BitTorrent Founder Reveals Final Details on Tron Acquisition

Bram Cohen acknowledged that the $140 million BitTorrent acquisition deal has been finally paid for—almost in full.

By Liam Frost

2 min read

Bram Cohen, founder of peer-to-peer file-sharing protocol BitTorrent, revealed today that Tron CEO Justin Sun paid the last part of the $140 million acquisition deal after all. Well, most of it at least.

“After much sabre-rattling I eventually got most of it but no explanation was given for why the amount was reduced,” Cohen tweeted today, adding, “Indications were that the escrow agent dispensed the money over objections but everybody stopped communicating with me clearly like they were about to get sued.”

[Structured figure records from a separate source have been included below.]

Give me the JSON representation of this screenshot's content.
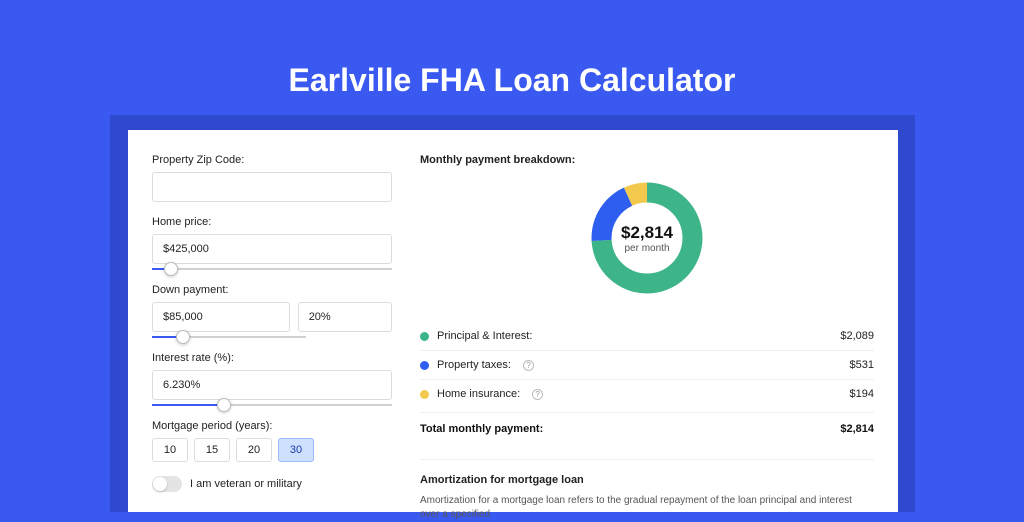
{
  "page_title": "Earlville FHA Loan Calculator",
  "colors": {
    "page_bg": "#3a59f0",
    "card_bg": "#ffffff",
    "shadow_bg": "#2f49ce",
    "accent": "#3a59f0",
    "pi": "#3eb489",
    "tax": "#2d5ef0",
    "ins": "#f2c94c",
    "border": "#dcdcdc",
    "text": "#222222"
  },
  "form": {
    "zip_label": "Property Zip Code:",
    "zip_value": "",
    "price_label": "Home price:",
    "price_value": "$425,000",
    "price_slider_pct": 8,
    "down_label": "Down payment:",
    "down_value": "$85,000",
    "down_pct": "20%",
    "down_slider_pct": 20,
    "rate_label": "Interest rate (%):",
    "rate_value": "6.230%",
    "rate_slider_pct": 30,
    "period_label": "Mortgage period (years):",
    "period_options": [
      "10",
      "15",
      "20",
      "30"
    ],
    "period_selected": "30",
    "veteran_label": "I am veteran or military",
    "veteran_on": false
  },
  "breakdown": {
    "title": "Monthly payment breakdown:",
    "center_value": "$2,814",
    "center_sub": "per month",
    "donut": {
      "pi_pct": 74,
      "tax_pct": 19,
      "ins_pct": 7
    },
    "rows": [
      {
        "label": "Principal & Interest:",
        "value": "$2,089",
        "color": "pi",
        "help": false
      },
      {
        "label": "Property taxes:",
        "value": "$531",
        "color": "tax",
        "help": true
      },
      {
        "label": "Home insurance:",
        "value": "$194",
        "color": "ins",
        "help": true
      }
    ],
    "total_label": "Total monthly payment:",
    "total_value": "$2,814"
  },
  "amortization": {
    "title": "Amortization for mortgage loan",
    "text": "Amortization for a mortgage loan refers to the gradual repayment of the loan principal and interest over a specified"
  }
}
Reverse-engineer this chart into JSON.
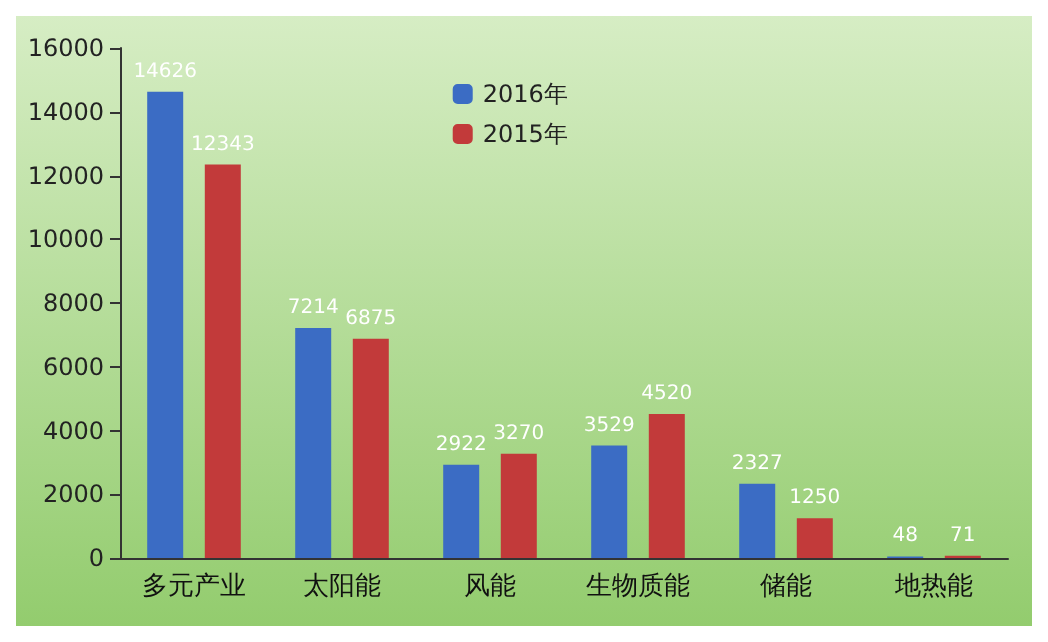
{
  "chart_data": {
    "type": "bar",
    "categories": [
      "多元产业",
      "太阳能",
      "风能",
      "生物质能",
      "储能",
      "地热能"
    ],
    "series": [
      {
        "name": "2016年",
        "color": "#3b6cc4",
        "values": [
          14626,
          7214,
          2922,
          3529,
          2327,
          48
        ]
      },
      {
        "name": "2015年",
        "color": "#c23a3a",
        "values": [
          12343,
          6875,
          3270,
          4520,
          1250,
          71
        ]
      }
    ],
    "ylim": [
      0,
      16000
    ],
    "yticks": [
      0,
      2000,
      4000,
      6000,
      8000,
      10000,
      12000,
      14000,
      16000
    ],
    "grid": false,
    "legend": "top",
    "data_labels": true
  }
}
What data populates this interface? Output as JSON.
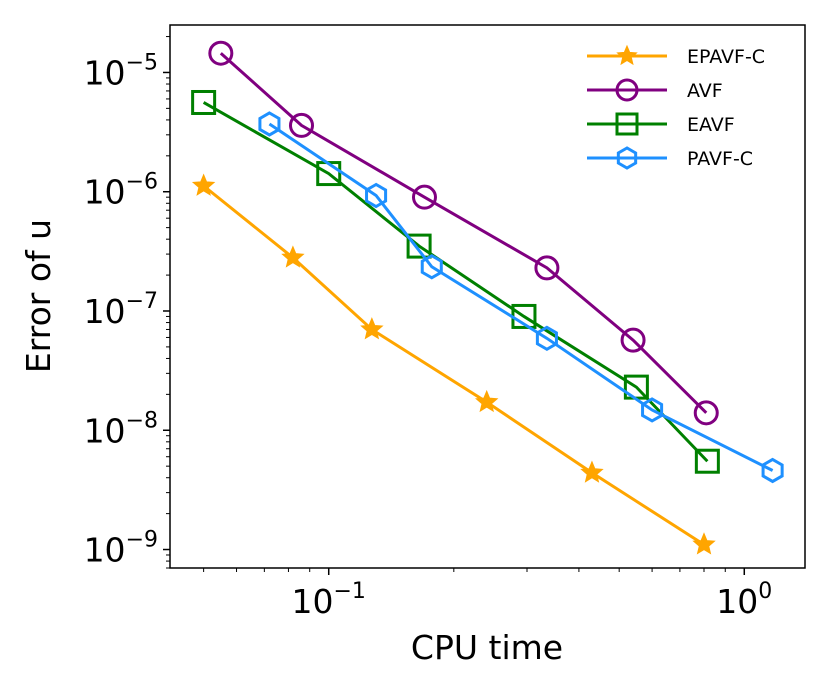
{
  "chart_data": {
    "type": "line",
    "xscale": "log",
    "yscale": "log",
    "xlabel": "CPU time",
    "ylabel": "Error of u",
    "xlim": [
      0.0415,
      1.4
    ],
    "ylim": [
      7e-10,
      2.5e-05
    ],
    "grid": false,
    "legend_position": "top-right",
    "xticks": [
      {
        "value": 0.1,
        "base": "10",
        "exp": "−1"
      },
      {
        "value": 1,
        "base": "10",
        "exp": "0"
      }
    ],
    "yticks": [
      {
        "value": 1e-05,
        "base": "10",
        "exp": "−5"
      },
      {
        "value": 1e-06,
        "base": "10",
        "exp": "−6"
      },
      {
        "value": 1e-07,
        "base": "10",
        "exp": "−7"
      },
      {
        "value": 1e-08,
        "base": "10",
        "exp": "−8"
      },
      {
        "value": 1e-09,
        "base": "10",
        "exp": "−9"
      }
    ],
    "series": [
      {
        "name": "EPAVF-C",
        "color": "#ffa500",
        "marker": "star",
        "x": [
          0.05,
          0.082,
          0.127,
          0.24,
          0.43,
          0.8
        ],
        "y": [
          1.12e-06,
          2.8e-07,
          7e-08,
          1.72e-08,
          4.4e-09,
          1.1e-09
        ]
      },
      {
        "name": "AVF",
        "color": "#800080",
        "marker": "circle",
        "x": [
          0.055,
          0.086,
          0.17,
          0.335,
          0.54,
          0.81
        ],
        "y": [
          1.45e-05,
          3.6e-06,
          9e-07,
          2.3e-07,
          5.7e-08,
          1.4e-08
        ]
      },
      {
        "name": "EAVF",
        "color": "#008000",
        "marker": "square",
        "x": [
          0.05,
          0.1,
          0.165,
          0.295,
          0.55,
          0.815
        ],
        "y": [
          5.6e-06,
          1.42e-06,
          3.5e-07,
          9e-08,
          2.3e-08,
          5.5e-09
        ]
      },
      {
        "name": "PAVF-C",
        "color": "#1e90ff",
        "marker": "hexagon",
        "x": [
          0.072,
          0.13,
          0.177,
          0.335,
          0.6,
          1.17
        ],
        "y": [
          3.7e-06,
          9.3e-07,
          2.35e-07,
          5.9e-08,
          1.48e-08,
          4.6e-09
        ]
      }
    ]
  }
}
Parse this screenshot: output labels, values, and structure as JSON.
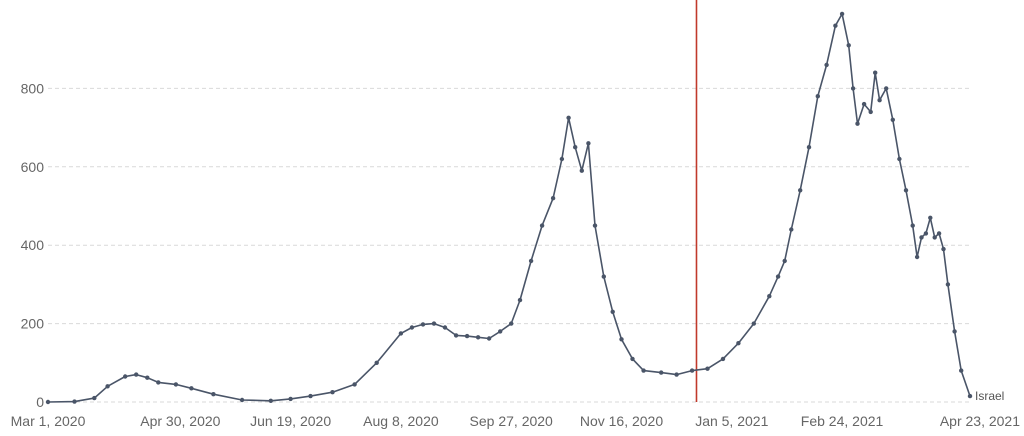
{
  "chart_data": {
    "type": "line",
    "x_type": "date",
    "title": "",
    "xlabel": "",
    "ylabel": "",
    "ylim": [
      0,
      1000
    ],
    "xlim": [
      "2020-03-01",
      "2021-04-23"
    ],
    "y_ticks": [
      0,
      200,
      400,
      600,
      800
    ],
    "x_ticks": [
      {
        "date": "2020-03-01",
        "label": "Mar 1, 2020"
      },
      {
        "date": "2020-04-30",
        "label": "Apr 30, 2020"
      },
      {
        "date": "2020-06-19",
        "label": "Jun 19, 2020"
      },
      {
        "date": "2020-08-08",
        "label": "Aug 8, 2020"
      },
      {
        "date": "2020-09-27",
        "label": "Sep 27, 2020"
      },
      {
        "date": "2020-11-16",
        "label": "Nov 16, 2020"
      },
      {
        "date": "2021-01-05",
        "label": "Jan 5, 2021"
      },
      {
        "date": "2021-02-24",
        "label": "Feb 24, 2021"
      },
      {
        "date": "2021-04-23",
        "label": "Apr 23, 2021"
      }
    ],
    "grid": true,
    "reference_line": {
      "date": "2020-12-20",
      "color": "#c0392b"
    },
    "series": [
      {
        "name": "Israel",
        "color": "#4a5568",
        "points": [
          [
            "2020-03-01",
            0
          ],
          [
            "2020-03-13",
            1
          ],
          [
            "2020-03-22",
            10
          ],
          [
            "2020-03-28",
            40
          ],
          [
            "2020-04-05",
            65
          ],
          [
            "2020-04-10",
            70
          ],
          [
            "2020-04-15",
            62
          ],
          [
            "2020-04-20",
            50
          ],
          [
            "2020-04-28",
            45
          ],
          [
            "2020-05-05",
            35
          ],
          [
            "2020-05-15",
            20
          ],
          [
            "2020-05-28",
            5
          ],
          [
            "2020-06-10",
            3
          ],
          [
            "2020-06-19",
            8
          ],
          [
            "2020-06-28",
            15
          ],
          [
            "2020-07-08",
            25
          ],
          [
            "2020-07-18",
            45
          ],
          [
            "2020-07-28",
            100
          ],
          [
            "2020-08-08",
            175
          ],
          [
            "2020-08-13",
            190
          ],
          [
            "2020-08-18",
            198
          ],
          [
            "2020-08-23",
            200
          ],
          [
            "2020-08-28",
            190
          ],
          [
            "2020-09-02",
            170
          ],
          [
            "2020-09-07",
            168
          ],
          [
            "2020-09-12",
            165
          ],
          [
            "2020-09-17",
            162
          ],
          [
            "2020-09-22",
            180
          ],
          [
            "2020-09-27",
            200
          ],
          [
            "2020-10-01",
            260
          ],
          [
            "2020-10-06",
            360
          ],
          [
            "2020-10-11",
            450
          ],
          [
            "2020-10-16",
            520
          ],
          [
            "2020-10-20",
            620
          ],
          [
            "2020-10-23",
            725
          ],
          [
            "2020-10-26",
            650
          ],
          [
            "2020-10-29",
            590
          ],
          [
            "2020-11-01",
            660
          ],
          [
            "2020-11-04",
            450
          ],
          [
            "2020-11-08",
            320
          ],
          [
            "2020-11-12",
            230
          ],
          [
            "2020-11-16",
            160
          ],
          [
            "2020-11-21",
            110
          ],
          [
            "2020-11-26",
            80
          ],
          [
            "2020-12-04",
            75
          ],
          [
            "2020-12-11",
            70
          ],
          [
            "2020-12-18",
            80
          ],
          [
            "2020-12-25",
            85
          ],
          [
            "2021-01-01",
            110
          ],
          [
            "2021-01-08",
            150
          ],
          [
            "2021-01-15",
            200
          ],
          [
            "2021-01-22",
            270
          ],
          [
            "2021-01-26",
            320
          ],
          [
            "2021-01-29",
            360
          ],
          [
            "2021-02-01",
            440
          ],
          [
            "2021-02-05",
            540
          ],
          [
            "2021-02-09",
            650
          ],
          [
            "2021-02-13",
            780
          ],
          [
            "2021-02-17",
            860
          ],
          [
            "2021-02-21",
            960
          ],
          [
            "2021-02-24",
            990
          ],
          [
            "2021-02-27",
            910
          ],
          [
            "2021-03-01",
            800
          ],
          [
            "2021-03-03",
            710
          ],
          [
            "2021-03-06",
            760
          ],
          [
            "2021-03-09",
            740
          ],
          [
            "2021-03-11",
            840
          ],
          [
            "2021-03-13",
            770
          ],
          [
            "2021-03-16",
            800
          ],
          [
            "2021-03-19",
            720
          ],
          [
            "2021-03-22",
            620
          ],
          [
            "2021-03-25",
            540
          ],
          [
            "2021-03-28",
            450
          ],
          [
            "2021-03-30",
            370
          ],
          [
            "2021-04-01",
            420
          ],
          [
            "2021-04-03",
            430
          ],
          [
            "2021-04-05",
            470
          ],
          [
            "2021-04-07",
            420
          ],
          [
            "2021-04-09",
            430
          ],
          [
            "2021-04-11",
            390
          ],
          [
            "2021-04-13",
            300
          ],
          [
            "2021-04-16",
            180
          ],
          [
            "2021-04-19",
            80
          ],
          [
            "2021-04-23",
            15
          ]
        ]
      }
    ]
  }
}
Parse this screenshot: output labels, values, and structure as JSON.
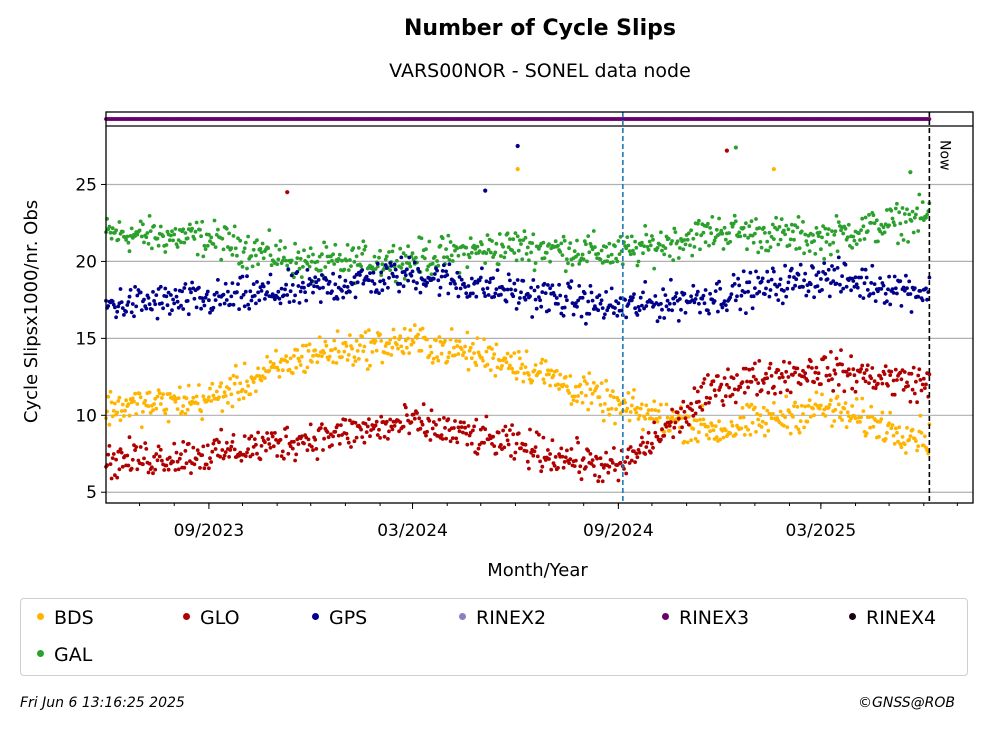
{
  "title": "Number of Cycle Slips",
  "subtitle": "VARS00NOR - SONEL data node",
  "footer": {
    "timestamp": "Fri Jun  6 13:16:25 2025",
    "copyright": "©GNSS@ROB"
  },
  "chart_data": {
    "type": "scatter",
    "xlabel": "Month/Year",
    "ylabel": "Cycle Slipsx1000/nr. Obs",
    "x_range": [
      "2023-06-01",
      "2025-07-15"
    ],
    "ylim": [
      4.3,
      28.8
    ],
    "yticks": [
      5,
      10,
      15,
      20,
      25
    ],
    "xticks": [
      {
        "date": "2023-09-01",
        "label": "09/2023"
      },
      {
        "date": "2024-03-01",
        "label": "03/2024"
      },
      {
        "date": "2024-09-01",
        "label": "09/2024"
      },
      {
        "date": "2025-03-01",
        "label": "03/2025"
      }
    ],
    "grid": "horizontal",
    "vertical_markers": [
      {
        "date": "2024-09-05",
        "style": "dashed",
        "color": "#1f77b4",
        "label": ""
      },
      {
        "date": "2025-06-06",
        "style": "dashed",
        "color": "#000000",
        "label": "Now"
      }
    ],
    "legend": {
      "placement": "bottom",
      "entries": [
        {
          "name": "BDS",
          "color": "#ffb400"
        },
        {
          "name": "GLO",
          "color": "#b00000"
        },
        {
          "name": "GPS",
          "color": "#00008b"
        },
        {
          "name": "RINEX2",
          "color": "#8c7fc0"
        },
        {
          "name": "RINEX3",
          "color": "#6a006a"
        },
        {
          "name": "RINEX4",
          "color": "#1a0010"
        },
        {
          "name": "GAL",
          "color": "#2ca02c"
        }
      ]
    },
    "rinex_band": {
      "series": "RINEX3",
      "from": "2023-06-01",
      "to": "2025-06-06"
    },
    "series": [
      {
        "name": "GAL",
        "color": "#2ca02c",
        "trend": [
          [
            "2023-06-01",
            21.8
          ],
          [
            "2023-09-01",
            21.5
          ],
          [
            "2023-12-01",
            19.8
          ],
          [
            "2024-03-01",
            20.2
          ],
          [
            "2024-06-01",
            21.0
          ],
          [
            "2024-09-01",
            20.5
          ],
          [
            "2024-12-01",
            22.0
          ],
          [
            "2025-03-01",
            21.5
          ],
          [
            "2025-06-06",
            23.0
          ]
        ]
      },
      {
        "name": "GPS",
        "color": "#00008b",
        "trend": [
          [
            "2023-06-01",
            17.2
          ],
          [
            "2023-09-01",
            17.5
          ],
          [
            "2023-12-01",
            18.2
          ],
          [
            "2024-03-01",
            19.2
          ],
          [
            "2024-06-01",
            18.0
          ],
          [
            "2024-09-01",
            17.0
          ],
          [
            "2024-12-01",
            17.8
          ],
          [
            "2025-03-01",
            19.0
          ],
          [
            "2025-06-06",
            18.0
          ]
        ]
      },
      {
        "name": "BDS",
        "color": "#ffb400",
        "trend": [
          [
            "2023-06-01",
            10.5
          ],
          [
            "2023-09-01",
            11.0
          ],
          [
            "2023-12-01",
            14.0
          ],
          [
            "2024-03-01",
            14.8
          ],
          [
            "2024-06-01",
            13.5
          ],
          [
            "2024-09-01",
            10.5
          ],
          [
            "2024-12-01",
            9.0
          ],
          [
            "2025-03-01",
            10.5
          ],
          [
            "2025-06-06",
            8.5
          ]
        ]
      },
      {
        "name": "GLO",
        "color": "#b00000",
        "trend": [
          [
            "2023-06-01",
            7.0
          ],
          [
            "2023-09-01",
            7.5
          ],
          [
            "2023-12-01",
            8.5
          ],
          [
            "2024-03-01",
            9.5
          ],
          [
            "2024-06-01",
            8.0
          ],
          [
            "2024-09-01",
            6.5
          ],
          [
            "2024-12-01",
            12.0
          ],
          [
            "2025-03-01",
            13.0
          ],
          [
            "2025-06-06",
            12.0
          ]
        ]
      }
    ],
    "outliers": [
      {
        "series": "GPS",
        "date": "2024-06-03",
        "y": 27.5
      },
      {
        "series": "BDS",
        "date": "2024-06-03",
        "y": 26.0
      },
      {
        "series": "GLO",
        "date": "2024-12-07",
        "y": 27.2
      },
      {
        "series": "GAL",
        "date": "2024-12-15",
        "y": 27.4
      },
      {
        "series": "BDS",
        "date": "2025-01-18",
        "y": 26.0
      },
      {
        "series": "GLO",
        "date": "2023-11-10",
        "y": 24.5
      },
      {
        "series": "GAL",
        "date": "2025-05-20",
        "y": 25.8
      },
      {
        "series": "GPS",
        "date": "2024-05-05",
        "y": 24.6
      }
    ]
  }
}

As Decrypt reported, Sun’s Tron acquired BitTorrent in 2018 with a $120 million bid (the price was later adjusted to around $140 million). Exactly a year later after the acquisition was officially completed, Cohen claimed that Sun was withholding the last part of the payment that the parties had agreed on.

When asked about the accuracy of his claims, Cohen said, “My source for this is that I don't have the fucking money and the escrow agency says they haven't gotten signoff.”

At the time, Cohen implied that Sun was trying to get the funds back out of escrow, although Sun denied this.

“I totally understand he wants his money, but right now it has nothing to do with me,” Sun told Decrypt at the time.

But while that issue between the two of them has been partially solved, it clearly hasn’t buried the hatchet.